The TPC had previously estimated that cutting the tax rate for business owners whose profits "pass through" to their personal income tax would deliver the lion's share of its benefits to high earners. Pass-through businesses bring in over half of all US business income.

The researchers found the top 1% of taxpayers would receive, net, a $175,000 tax cut — an 11.5% boost in their income after taxes — while the top 0.1% would get a $938,000 tax cut on average. The lowest 20% of taxpayers would get a $40 tax cut. The middle 20% would get a $760 tax cut, and a 1.3% bump in after-tax income.

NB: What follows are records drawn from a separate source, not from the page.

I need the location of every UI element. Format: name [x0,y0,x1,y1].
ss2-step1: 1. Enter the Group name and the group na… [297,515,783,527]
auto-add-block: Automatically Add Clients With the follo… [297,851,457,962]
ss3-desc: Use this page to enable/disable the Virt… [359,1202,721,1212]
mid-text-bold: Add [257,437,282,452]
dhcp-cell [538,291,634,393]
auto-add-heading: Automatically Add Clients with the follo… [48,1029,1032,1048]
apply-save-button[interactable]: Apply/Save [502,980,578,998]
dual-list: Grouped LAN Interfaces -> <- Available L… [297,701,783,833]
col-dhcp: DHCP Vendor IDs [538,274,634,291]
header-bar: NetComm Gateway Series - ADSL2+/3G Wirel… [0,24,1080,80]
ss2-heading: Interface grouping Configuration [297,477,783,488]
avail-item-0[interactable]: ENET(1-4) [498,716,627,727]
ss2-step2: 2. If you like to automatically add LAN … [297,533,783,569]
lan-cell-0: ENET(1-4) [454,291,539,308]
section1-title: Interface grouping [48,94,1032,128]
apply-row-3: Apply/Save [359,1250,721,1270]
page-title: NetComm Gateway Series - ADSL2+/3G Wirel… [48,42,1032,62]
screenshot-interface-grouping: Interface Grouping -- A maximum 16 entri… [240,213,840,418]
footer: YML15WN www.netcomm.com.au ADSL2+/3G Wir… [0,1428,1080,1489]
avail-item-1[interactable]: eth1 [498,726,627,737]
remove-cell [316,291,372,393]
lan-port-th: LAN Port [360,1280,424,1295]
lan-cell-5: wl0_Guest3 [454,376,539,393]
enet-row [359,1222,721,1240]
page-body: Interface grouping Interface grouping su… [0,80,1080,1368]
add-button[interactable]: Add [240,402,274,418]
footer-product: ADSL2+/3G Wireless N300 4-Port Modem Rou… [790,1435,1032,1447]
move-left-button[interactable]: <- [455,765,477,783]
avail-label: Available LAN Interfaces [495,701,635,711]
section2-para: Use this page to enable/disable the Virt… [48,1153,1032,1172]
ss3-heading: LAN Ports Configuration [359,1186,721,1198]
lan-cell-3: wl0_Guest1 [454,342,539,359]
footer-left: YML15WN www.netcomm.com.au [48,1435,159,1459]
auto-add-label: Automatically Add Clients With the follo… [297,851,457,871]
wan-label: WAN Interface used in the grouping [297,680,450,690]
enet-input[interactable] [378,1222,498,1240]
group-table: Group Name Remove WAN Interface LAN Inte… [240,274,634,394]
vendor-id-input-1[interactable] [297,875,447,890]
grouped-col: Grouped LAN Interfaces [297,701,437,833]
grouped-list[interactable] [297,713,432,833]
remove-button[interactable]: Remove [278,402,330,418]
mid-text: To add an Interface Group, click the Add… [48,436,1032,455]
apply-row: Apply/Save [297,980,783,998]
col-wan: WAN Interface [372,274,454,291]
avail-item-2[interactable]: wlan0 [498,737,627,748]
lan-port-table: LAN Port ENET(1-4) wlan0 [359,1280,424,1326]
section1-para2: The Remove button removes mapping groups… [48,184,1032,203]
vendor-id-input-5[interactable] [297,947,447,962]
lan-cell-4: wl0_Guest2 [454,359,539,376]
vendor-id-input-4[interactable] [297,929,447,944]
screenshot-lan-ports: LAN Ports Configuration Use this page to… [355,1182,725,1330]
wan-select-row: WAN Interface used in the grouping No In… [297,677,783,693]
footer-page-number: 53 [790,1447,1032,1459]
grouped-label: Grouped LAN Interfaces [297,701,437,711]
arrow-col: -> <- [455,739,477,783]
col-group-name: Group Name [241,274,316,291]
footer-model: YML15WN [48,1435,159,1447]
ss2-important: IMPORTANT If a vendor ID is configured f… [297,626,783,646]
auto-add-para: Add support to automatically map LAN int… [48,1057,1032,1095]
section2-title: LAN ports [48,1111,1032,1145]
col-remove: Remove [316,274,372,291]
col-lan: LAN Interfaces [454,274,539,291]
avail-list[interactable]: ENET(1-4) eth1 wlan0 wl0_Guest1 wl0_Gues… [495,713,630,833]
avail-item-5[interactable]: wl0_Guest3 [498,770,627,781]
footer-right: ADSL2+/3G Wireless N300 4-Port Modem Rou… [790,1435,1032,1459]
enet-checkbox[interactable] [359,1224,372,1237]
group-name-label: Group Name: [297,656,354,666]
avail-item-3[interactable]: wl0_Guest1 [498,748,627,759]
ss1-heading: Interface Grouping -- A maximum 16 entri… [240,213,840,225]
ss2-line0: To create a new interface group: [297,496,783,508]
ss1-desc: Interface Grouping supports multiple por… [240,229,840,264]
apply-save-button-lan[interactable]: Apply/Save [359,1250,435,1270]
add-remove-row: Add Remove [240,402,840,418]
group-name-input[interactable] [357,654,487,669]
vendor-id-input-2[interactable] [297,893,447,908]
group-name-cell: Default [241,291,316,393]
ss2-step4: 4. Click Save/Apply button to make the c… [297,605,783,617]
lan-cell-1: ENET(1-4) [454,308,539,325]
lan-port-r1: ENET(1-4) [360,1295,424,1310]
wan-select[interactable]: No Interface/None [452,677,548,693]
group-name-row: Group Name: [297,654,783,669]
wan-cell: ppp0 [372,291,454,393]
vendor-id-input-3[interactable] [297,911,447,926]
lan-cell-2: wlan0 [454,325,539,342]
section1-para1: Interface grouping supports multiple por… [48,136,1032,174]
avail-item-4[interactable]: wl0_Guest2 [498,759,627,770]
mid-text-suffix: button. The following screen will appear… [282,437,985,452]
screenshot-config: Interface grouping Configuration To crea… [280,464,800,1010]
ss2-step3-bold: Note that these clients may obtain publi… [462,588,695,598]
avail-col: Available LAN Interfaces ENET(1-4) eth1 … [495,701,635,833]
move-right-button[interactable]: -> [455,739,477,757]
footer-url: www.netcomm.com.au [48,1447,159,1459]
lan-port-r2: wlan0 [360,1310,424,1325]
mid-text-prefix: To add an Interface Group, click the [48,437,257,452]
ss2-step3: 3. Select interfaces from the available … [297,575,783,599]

"Almost half of the aggregate net tax cut would flow to households in the top 1% of the income distribution, giving those households an average of almost $175,000 per year," the report says.

But these are only broad averages. TPC says that about "70% of households would receive a net tax cut, while about 20% would see their taxes increase ... every income category shows a net tax cut ... because more households would receive tax cuts than experience tax increases."

The biggest sources of new revenue would be scrapping itemized deductions except mortgage interest and charitable deductions — raising $1.5 trillion over 10 years — and getting rid of personal exemptions — which would raise more than $1.6 trillion in the same period.

Axios reported that the White House's chief strategist Steve Bannon floated a tax hike for high earners, but there's no public indication that the administration has backed down from the core elements of its tax plan. The White House and Treasury did not respond to requests for comment.